Tuesday, May 27, 2014

SITUATION NORMAL OVER THERE (AFU)

Peg rings, in tears. "I've spent four hours looking for it. I've been up since 3:00! It's not anywhere! I'm just sick."

"What isn't anywhere, Mother?"

"My address book! What did you do with it!"

Well, as it happens, I did nothing with her address book, except bring it in to her in the nursing home three times, each time she'd asked me to, not that she ever looked at it there except when we went through it together, me with a red pen, to cross off dead people and circle those still hanging by a thread (including me). 

"Mama, I'm sure it's around. Maybe it's still at Laurel Lake. Call them." 

"Laurel Lake?" she says, then it hits her. "That man no one can find--who came in and just threw a blanket on the bed when I'd said I was cold. He took it. I know he took it. He was very interested in it." 

She is referring it seems to some orderly at the nursing home who comes from the Ivory Coast, or maybe the Ivory Coast was the "darling little girl" (aged 40, easily) who brought breakfast and helped with the TV changer and this is the guy from Macedonia or was it Moldova--anyhow, after further mother-daughter discussion, it turns out that Ivory Coast/ Macedonia/Moldova Man was in fact not thumbing through her address book, which is in a red loose-leaf binder, but looking at her Blue Book, one of her scrapbooks. And was most likely doing so at Peg's invitation. And I'm sure didn't shove either book under his sweater on the way out. Even though, as we all all know, there is big money to be made out there on the black market selling names and numbers of Old Time Radio enthusiasts, Norwegian relatives, and the opening hours of the Becket General Store.

Twenty minutes later, about the time it takes to say "Mama, no one is going to steal an address book, your handbag maybe, but not your (stupid) address book!" six million times, Peg's still convinced she's been robbed. It is only when Terri, the member of staff doing overnights at the house until I decide we can't afford her any longer, calls the nursing home, at my behest, and sure enough, the red address book is discovered safe and sound at Laurel Lake. At which point my mother's mood instantly brightens and I'm about to move onto far less interesting subjects for her, such as How Is My Father Doing, when Peg says what a relief it is, not just knowing all her addresses and phone numbers are intact, but that her money's safe too.

"Money?" Yes, money. She'd glued some cash inside the address book. How much cash? She didn't say.
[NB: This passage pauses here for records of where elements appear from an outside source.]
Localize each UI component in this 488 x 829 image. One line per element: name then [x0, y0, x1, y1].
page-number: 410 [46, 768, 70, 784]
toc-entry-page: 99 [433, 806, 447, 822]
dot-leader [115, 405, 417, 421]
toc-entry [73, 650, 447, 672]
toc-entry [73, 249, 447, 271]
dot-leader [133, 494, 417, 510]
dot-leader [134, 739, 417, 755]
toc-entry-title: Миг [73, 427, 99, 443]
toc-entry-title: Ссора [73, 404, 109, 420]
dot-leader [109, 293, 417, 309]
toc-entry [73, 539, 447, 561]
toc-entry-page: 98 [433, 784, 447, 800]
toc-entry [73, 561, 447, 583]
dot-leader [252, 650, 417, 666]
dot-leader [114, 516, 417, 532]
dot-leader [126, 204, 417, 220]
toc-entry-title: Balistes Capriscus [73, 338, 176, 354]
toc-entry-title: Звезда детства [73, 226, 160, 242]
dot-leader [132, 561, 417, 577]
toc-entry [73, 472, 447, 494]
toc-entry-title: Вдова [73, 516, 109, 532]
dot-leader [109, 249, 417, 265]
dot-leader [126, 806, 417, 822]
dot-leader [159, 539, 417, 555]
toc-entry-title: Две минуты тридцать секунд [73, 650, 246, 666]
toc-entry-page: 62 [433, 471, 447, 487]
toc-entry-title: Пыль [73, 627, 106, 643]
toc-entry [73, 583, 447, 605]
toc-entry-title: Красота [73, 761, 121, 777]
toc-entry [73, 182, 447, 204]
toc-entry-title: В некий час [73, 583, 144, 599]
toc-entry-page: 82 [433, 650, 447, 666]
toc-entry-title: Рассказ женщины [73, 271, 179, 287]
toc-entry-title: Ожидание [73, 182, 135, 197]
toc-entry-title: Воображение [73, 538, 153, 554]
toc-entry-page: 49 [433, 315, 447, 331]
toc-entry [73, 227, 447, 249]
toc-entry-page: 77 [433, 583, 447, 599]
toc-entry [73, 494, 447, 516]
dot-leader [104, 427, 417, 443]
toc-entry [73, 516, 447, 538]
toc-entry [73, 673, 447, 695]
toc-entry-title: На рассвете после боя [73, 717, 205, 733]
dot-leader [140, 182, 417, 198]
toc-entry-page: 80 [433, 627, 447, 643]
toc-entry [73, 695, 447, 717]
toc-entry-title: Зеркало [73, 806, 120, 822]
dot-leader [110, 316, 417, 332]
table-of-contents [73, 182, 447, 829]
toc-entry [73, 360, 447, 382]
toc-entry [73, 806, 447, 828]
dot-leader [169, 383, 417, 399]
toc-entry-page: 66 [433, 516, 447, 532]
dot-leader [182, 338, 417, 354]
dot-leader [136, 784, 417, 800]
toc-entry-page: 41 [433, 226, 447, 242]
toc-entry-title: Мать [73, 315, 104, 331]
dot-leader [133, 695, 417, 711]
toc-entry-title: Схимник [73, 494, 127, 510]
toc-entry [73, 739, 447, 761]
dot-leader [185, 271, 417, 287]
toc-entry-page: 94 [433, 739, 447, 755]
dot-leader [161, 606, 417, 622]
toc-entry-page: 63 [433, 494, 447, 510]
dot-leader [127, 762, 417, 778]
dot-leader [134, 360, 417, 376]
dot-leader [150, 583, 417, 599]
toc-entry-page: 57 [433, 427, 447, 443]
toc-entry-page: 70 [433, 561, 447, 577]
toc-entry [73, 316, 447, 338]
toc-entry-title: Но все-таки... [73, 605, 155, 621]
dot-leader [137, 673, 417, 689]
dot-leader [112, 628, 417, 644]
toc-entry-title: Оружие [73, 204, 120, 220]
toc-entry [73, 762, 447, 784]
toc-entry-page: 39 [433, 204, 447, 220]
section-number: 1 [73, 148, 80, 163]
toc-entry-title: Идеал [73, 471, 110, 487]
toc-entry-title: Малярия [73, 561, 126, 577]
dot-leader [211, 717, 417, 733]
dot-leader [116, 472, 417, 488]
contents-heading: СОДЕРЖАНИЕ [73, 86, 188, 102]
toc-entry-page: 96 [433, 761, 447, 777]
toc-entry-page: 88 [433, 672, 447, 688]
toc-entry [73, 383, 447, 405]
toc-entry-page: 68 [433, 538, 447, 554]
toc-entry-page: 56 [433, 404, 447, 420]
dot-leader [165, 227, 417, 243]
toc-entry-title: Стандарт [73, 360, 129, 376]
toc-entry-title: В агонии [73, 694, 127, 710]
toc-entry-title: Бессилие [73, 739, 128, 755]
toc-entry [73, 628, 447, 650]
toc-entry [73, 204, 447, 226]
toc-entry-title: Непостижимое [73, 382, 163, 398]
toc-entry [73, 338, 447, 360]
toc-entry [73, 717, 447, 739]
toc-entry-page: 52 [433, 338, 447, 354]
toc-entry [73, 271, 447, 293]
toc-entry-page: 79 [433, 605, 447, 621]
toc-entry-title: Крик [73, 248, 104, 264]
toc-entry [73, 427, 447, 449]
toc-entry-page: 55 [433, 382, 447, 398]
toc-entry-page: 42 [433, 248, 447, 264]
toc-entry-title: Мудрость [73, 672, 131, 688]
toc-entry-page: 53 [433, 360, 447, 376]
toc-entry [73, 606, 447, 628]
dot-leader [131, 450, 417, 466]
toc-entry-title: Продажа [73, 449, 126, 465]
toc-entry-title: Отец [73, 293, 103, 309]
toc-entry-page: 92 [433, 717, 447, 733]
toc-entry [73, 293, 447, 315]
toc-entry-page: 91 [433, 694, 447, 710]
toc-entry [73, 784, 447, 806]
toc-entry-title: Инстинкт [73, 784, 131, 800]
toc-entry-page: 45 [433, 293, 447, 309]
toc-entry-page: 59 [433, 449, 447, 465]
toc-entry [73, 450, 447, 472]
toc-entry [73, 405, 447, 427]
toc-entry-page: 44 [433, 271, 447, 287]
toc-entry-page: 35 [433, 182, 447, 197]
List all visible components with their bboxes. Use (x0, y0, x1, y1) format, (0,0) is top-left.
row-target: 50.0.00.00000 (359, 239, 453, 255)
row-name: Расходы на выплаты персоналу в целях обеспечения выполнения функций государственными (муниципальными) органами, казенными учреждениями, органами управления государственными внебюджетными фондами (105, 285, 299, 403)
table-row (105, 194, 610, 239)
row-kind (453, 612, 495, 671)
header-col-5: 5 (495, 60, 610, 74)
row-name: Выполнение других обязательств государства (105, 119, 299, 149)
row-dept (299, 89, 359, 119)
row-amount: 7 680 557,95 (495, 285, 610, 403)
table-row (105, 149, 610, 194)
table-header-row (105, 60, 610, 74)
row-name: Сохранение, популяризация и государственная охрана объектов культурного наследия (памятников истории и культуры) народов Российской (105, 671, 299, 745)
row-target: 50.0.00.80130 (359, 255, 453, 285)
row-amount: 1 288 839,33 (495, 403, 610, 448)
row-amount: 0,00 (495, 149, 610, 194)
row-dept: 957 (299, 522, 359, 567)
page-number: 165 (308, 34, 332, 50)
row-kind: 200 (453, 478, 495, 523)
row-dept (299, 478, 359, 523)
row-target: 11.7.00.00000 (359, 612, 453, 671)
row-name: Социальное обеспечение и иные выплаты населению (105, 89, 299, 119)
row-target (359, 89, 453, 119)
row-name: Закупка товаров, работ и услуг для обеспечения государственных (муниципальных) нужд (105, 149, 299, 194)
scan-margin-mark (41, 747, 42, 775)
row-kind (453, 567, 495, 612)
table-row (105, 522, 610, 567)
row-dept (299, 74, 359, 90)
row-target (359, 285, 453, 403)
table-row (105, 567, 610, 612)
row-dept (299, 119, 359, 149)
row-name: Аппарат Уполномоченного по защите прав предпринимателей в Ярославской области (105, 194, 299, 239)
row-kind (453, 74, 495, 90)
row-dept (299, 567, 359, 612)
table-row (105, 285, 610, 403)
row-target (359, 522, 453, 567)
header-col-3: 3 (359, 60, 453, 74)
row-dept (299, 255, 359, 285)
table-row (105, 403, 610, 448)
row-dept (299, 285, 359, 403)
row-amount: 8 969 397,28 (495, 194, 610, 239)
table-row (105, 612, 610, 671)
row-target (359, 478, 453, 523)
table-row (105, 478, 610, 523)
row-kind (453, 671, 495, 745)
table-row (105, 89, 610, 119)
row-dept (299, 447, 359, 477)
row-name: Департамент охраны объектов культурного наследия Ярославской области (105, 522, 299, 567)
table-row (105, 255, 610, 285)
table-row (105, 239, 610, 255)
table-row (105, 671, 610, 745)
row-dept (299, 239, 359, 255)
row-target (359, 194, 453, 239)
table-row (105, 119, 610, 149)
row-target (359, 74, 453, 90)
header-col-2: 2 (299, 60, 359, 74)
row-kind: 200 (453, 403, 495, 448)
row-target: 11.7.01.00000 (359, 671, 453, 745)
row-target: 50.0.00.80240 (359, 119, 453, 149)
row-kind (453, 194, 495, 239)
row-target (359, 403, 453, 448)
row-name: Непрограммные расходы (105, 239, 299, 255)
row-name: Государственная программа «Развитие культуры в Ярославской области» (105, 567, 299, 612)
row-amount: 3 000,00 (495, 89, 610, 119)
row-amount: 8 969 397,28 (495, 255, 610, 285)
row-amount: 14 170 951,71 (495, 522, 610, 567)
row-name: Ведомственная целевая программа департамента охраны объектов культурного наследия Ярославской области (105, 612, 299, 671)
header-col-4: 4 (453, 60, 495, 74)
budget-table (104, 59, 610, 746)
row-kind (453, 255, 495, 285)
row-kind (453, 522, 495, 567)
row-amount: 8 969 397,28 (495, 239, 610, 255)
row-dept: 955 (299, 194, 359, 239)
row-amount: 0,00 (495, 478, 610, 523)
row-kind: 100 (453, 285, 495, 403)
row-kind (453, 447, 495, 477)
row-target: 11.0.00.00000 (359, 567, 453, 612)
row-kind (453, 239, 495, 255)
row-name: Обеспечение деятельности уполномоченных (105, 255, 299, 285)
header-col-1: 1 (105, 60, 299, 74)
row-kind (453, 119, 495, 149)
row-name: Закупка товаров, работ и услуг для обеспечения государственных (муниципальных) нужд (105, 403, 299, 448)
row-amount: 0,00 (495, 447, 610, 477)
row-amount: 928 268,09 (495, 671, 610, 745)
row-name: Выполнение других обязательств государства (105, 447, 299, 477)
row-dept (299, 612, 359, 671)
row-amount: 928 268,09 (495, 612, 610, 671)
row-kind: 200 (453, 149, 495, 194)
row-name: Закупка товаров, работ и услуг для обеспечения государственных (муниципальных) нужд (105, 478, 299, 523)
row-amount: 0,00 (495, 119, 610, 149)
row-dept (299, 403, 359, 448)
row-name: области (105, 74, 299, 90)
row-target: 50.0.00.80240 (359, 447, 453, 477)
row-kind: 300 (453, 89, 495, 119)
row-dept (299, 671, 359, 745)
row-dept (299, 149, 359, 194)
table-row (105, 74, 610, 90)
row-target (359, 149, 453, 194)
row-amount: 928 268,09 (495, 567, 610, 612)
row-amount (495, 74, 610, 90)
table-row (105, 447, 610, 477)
Or why she hid it there. Or felt the need to glue it. Now, she's been slipping five or ten or twenty dollars between pages of books all her life, for "mad money", "in case", in case what, I don't know, I guess in case the banks fail or the mattress doesn't work out--anyhow, we know never to give any books of hers away without first flipping through them to see if any bills flutter out, but her address book? hm, I find suspect: a) because we'd gone through the bloody thing three times, meticulously marking it, I'm pretty sure I would have noticed two pages cemented together with a big cash-shaped lump in the center; and b) because she didn't have any glue sticks in the nursing home, certainly none that I brought her, and Bonnie, I guarantee, would have mentioned the procurement of such in her Weekly Parent Blotter email, Details R Us. And sadly, I will not be there to grab the book and tear it apart when it eventually comes through the door. Possibly under the arm of Ivory Coast/ Macedonia/Moldova Man because you can be sure she's invited him for dinner, along with every other employee of Laurel Lake.

So. Questions That Nag At Me Three Thousand Miles Away:

Is my mother losing her mind completely or has she always been this way but it's now become worrying rather than (kind of; occasionally) endearing? 

Will I have to go over to the States sooner than I'd like to or that Denis would like me to? 

And, now that my son has officially chosen to stay and work here at the Anchor all summer rather than in Massachusetts where the idea was was that he was going to be the Compos Mentis Sleeper-Over Presence looking after his aged grandparents, what might be the chances, one wonders, of Ivory Coast/Macedonia/Moldova Man moving in to throw blankets on Peg's bed permanently? As long as he works out dinner-wise. I'd give up my room. He could look at blue books, red books, any color at all books all day long if he likes. Plus keep any cash that falls out or needs steaming out of them, with which to import as many relatives as he wants. Which brings me to my last two questions: am I going insane or am I there already?